A few weeks had passed since I had visited Otter Falls. Well, attempted to visit the falls. I ended up turning around near some small downstream drops, deterred by a combination of black flies, summer heat, and a riverside cabin. Today I set out to approach the falls from the west in hopes to shave off some distance and minimize the chance of trespassing.
This was the first big hike for Logan with Katie gone. He was rearing to go, all bundles of puppy energy on the drive down. I drove us straight down to Alston and then over to Nisula, turning north on Pike Lake Road. There's a small maze of two-tracks that lead off of this road along the north side of Otter River and I planned to drive east along them, as some of them get pretty close to the falls. Less than a mile along the maze and the roads became too overgrown for my small car.
I parked and we headed down the grassy roads. It was cloudy out, just barely enough sunshine filtering through to get rough compass directions, so I tried to lead us correctly along the scribbles on my map. We had to go east for a while longer, then north, then cut back east, and then (hopefully) south.
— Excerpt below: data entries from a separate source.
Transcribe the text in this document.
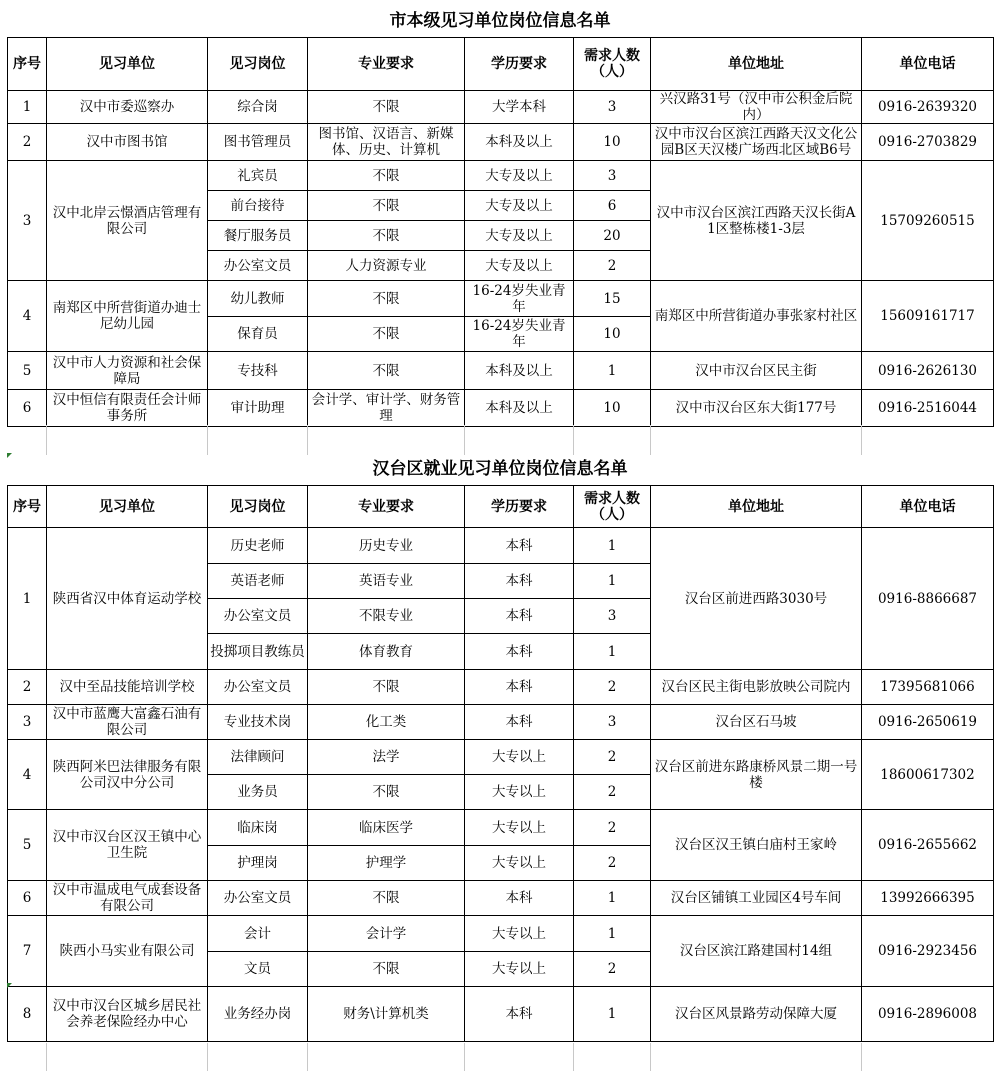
市本级见习单位岗位信息名单
序号	见习单位	见习岗位	专业要求	学历要求	需求人数（人）	单位地址	单位电话
1	汉中市委巡察办	综合岗	不限	大学本科	3	兴汉路31号（汉中市公积金后院内）	0916-2639320
2	汉中市图书馆	图书管理员	图书馆、汉语言、新媒体、历史、计算机	本科及以上	10	汉中市汉台区滨江西路天汉文化公园B区天汉楼广场西北区域B6号	0916-2703829
3	汉中北岸云憬酒店管理有限公司	礼宾员	不限	大专及以上	3	汉中市汉台区滨江西路天汉长街A1区整栋楼1-3层	15709260515
		前台接待	不限	大专及以上	6		
		餐厅服务员	不限	大专及以上	20		
		办公室文员	人力资源专业	大专及以上	2		
4	南郑区中所营街道办迪士尼幼儿园	幼儿教师	不限	16-24岁失业青年	15	南郑区中所营街道办事张家村社区	15609161717
		保育员	不限	16-24岁失业青年	10		
5	汉中市人力资源和社会保障局	专技科	不限	本科及以上	1	汉中市汉台区民主街	0916-2626130
6	汉中恒信有限责任会计师事务所	审计助理	会计学、审计学、财务管理	本科及以上	10	汉中市汉台区东大街177号	0916-2516044
汉台区就业见习单位岗位信息名单
序号	见习单位	见习岗位	专业要求	学历要求	需求人数（人）	单位地址	单位电话
1	陕西省汉中体育运动学校	历史老师	历史专业	本科	1	汉台区前进西路3030号	0916-8866687
		英语老师	英语专业	本科	1		
		办公室文员	不限专业	本科	3		
		投掷项目教练员	体育教育	本科	1		
2	汉中至品技能培训学校	办公室文员	不限	本科	2	汉台区民主街电影放映公司院内	17395681066
3	汉中市蓝鹰大富鑫石油有限公司	专业技术岗	化工类	本科	3	汉台区石马坡	0916-2650619
4	陕西阿米巴法律服务有限公司汉中分公司	法律顾问	法学	大专以上	2	汉台区前进东路康桥风景二期一号楼	18600617302
		业务员	不限	大专以上	2		
5	汉中市汉台区汉王镇中心卫生院	临床岗	临床医学	大专以上	2	汉台区汉王镇白庙村王家岭	0916-2655662
		护理岗	护理学	大专以上	2		
6	汉中市温成电气成套设备有限公司	办公室文员	不限	本科	1	汉台区铺镇工业园区4号车间	13992666395
7	陕西小马实业有限公司	会计	会计学	大专以上	1	汉台区滨江路建国村14组	0916-2923456
		文员	不限	大专以上	2		
8	汉中市汉台区城乡居民社会养老保险经办中心	业务经办岗	财务\计算机类	本科	1	汉台区风景路劳动保障大厦	0916-2896008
There was only one confusing moment when a two-track cut across our path, one that wasn't on my map, but I managed to get us pretty close to the bank of Bruno Creek. We headed down the creek's path, pushing through thick undergrowth along the bank until we finally reached Otter River.
Sounds of rushing waters drifted towards us but it was hard to tell if it was up or downstream. Going up the river only thickened the undergrowth and softened the noises. To follow Otter River down I had to get in the water, though, as the banks were too cluttered to walk along. I scooped up Logan and lowered myself knee-deep into the cool waters. It was sand underfoot and each step stirred up a bit of cloudiness in the clear waters.
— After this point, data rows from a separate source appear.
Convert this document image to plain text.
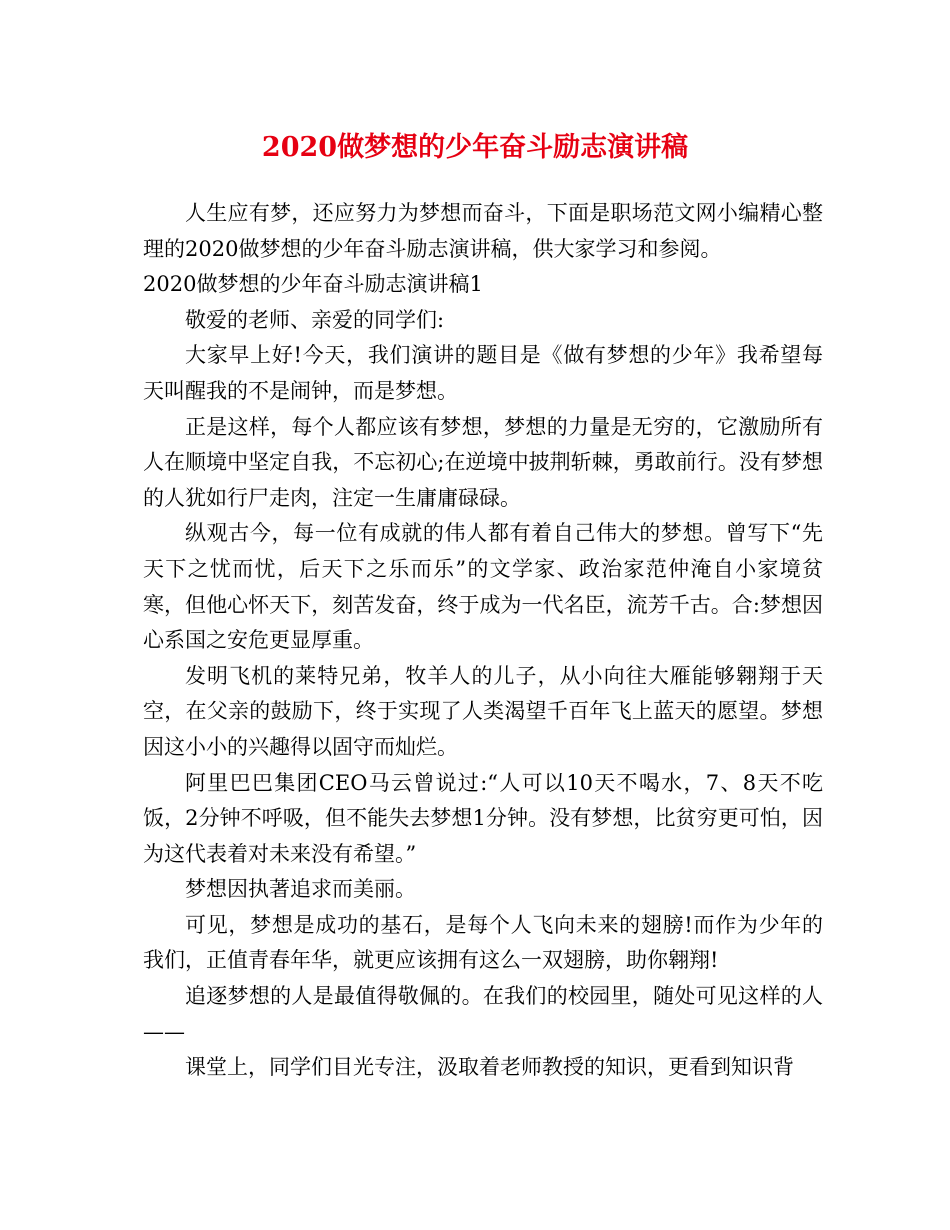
2020做梦想的少年奋斗励志演讲稿

人生应有梦，还应努力为梦想而奋斗，下面是职场范文网小编精心整理的2020做梦想的少年奋斗励志演讲稿，供大家学习和参阅。

2020做梦想的少年奋斗励志演讲稿1

敬爱的老师、亲爱的同学们:

大家早上好!今天，我们演讲的题目是《做有梦想的少年》我希望每天叫醒我的不是闹钟，而是梦想。

正是这样，每个人都应该有梦想，梦想的力量是无穷的，它激励所有人在顺境中坚定自我，不忘初心;在逆境中披荆斩棘，勇敢前行。没有梦想的人犹如行尸走肉，注定一生庸庸碌碌。

纵观古今，每一位有成就的伟人都有着自己伟大的梦想。曾写下“先天下之忧而忧，后天下之乐而乐”的文学家、政治家范仲淹自小家境贫寒，但他心怀天下，刻苦发奋，终于成为一代名臣，流芳千古。合:梦想因心系国之安危更显厚重。

发明飞机的莱特兄弟，牧羊人的儿子，从小向往大雁能够翱翔于天空，在父亲的鼓励下，终于实现了人类渴望千百年飞上蓝天的愿望。梦想因这小小的兴趣得以固守而灿烂。

阿里巴巴集团CEO马云曾说过:“人可以10天不喝水，7、8天不吃饭，2分钟不呼吸，但不能失去梦想1分钟。没有梦想，比贫穷更可怕，因为这代表着对未来没有希望。”

梦想因执著追求而美丽。

可见，梦想是成功的基石，是每个人飞向未来的翅膀!而作为少年的我们，正值青春年华，就更应该拥有这么一双翅膀，助你翱翔!

追逐梦想的人是最值得敬佩的。在我们的校园里，随处可见这样的人——

课堂上，同学们目光专注，汲取着老师教授的知识，更看到知识背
We didn't spend much time in the water. One of the upper falls was just a few dozen yards downstream, so I crossed the river, tied Logan to a tree, and wandered around taking pictures. The drop was over smooth sandstone ledges, just steep enough to break the surface into foam at a few spots. They were pretty but not terribly impressive. I saw some downstream drops but there was something else there too, just on the bank: the cabin. With a sinking feeling I realized we were only a few hundred yards from my first visit and that the cabin was smack in the middle of the series of tiny waterfalls. Not only was Otter Falls small - it was definitely on private property.
It was time to head back. Wading across Otter River we followed Bruno Creek upstream in an attempt to retrace our route. I tried to make our hike easier by staying further up the bank this time, away from the thick undergrowth. There is one point when Otter River swings north, almost touching Bruno Creek, where I thought we had gotten turned around by accident. It took a few minutes of head-scratching before I figured out where we were and was able to keep us in the right direction.
When we were getting close to the logging tracks Logan made a strange noise. He was snapping and whining, as if something was bugging him. He had stepped on a nest of yellow jackets! Moving quickly I grabbed him, held him tight against my chest, and ran like the dickens. I didn't know how many stings it would take to bring down a small puppy but didn't want to find out.
After the cabin, thick undergrowth, and yellow jackets it was a huge relief to see a logging road again. It wasn't the same one we headed in on. That didn't matter - the small maze converged to the west near where I had parked. We made it back to my car without any more mishap and took Pike Lake Road north to M-26. Oh, and neither Logan or I had any stings, although we both had plenty of black fly bites and spent the rest of the evening picking ticks off of each other.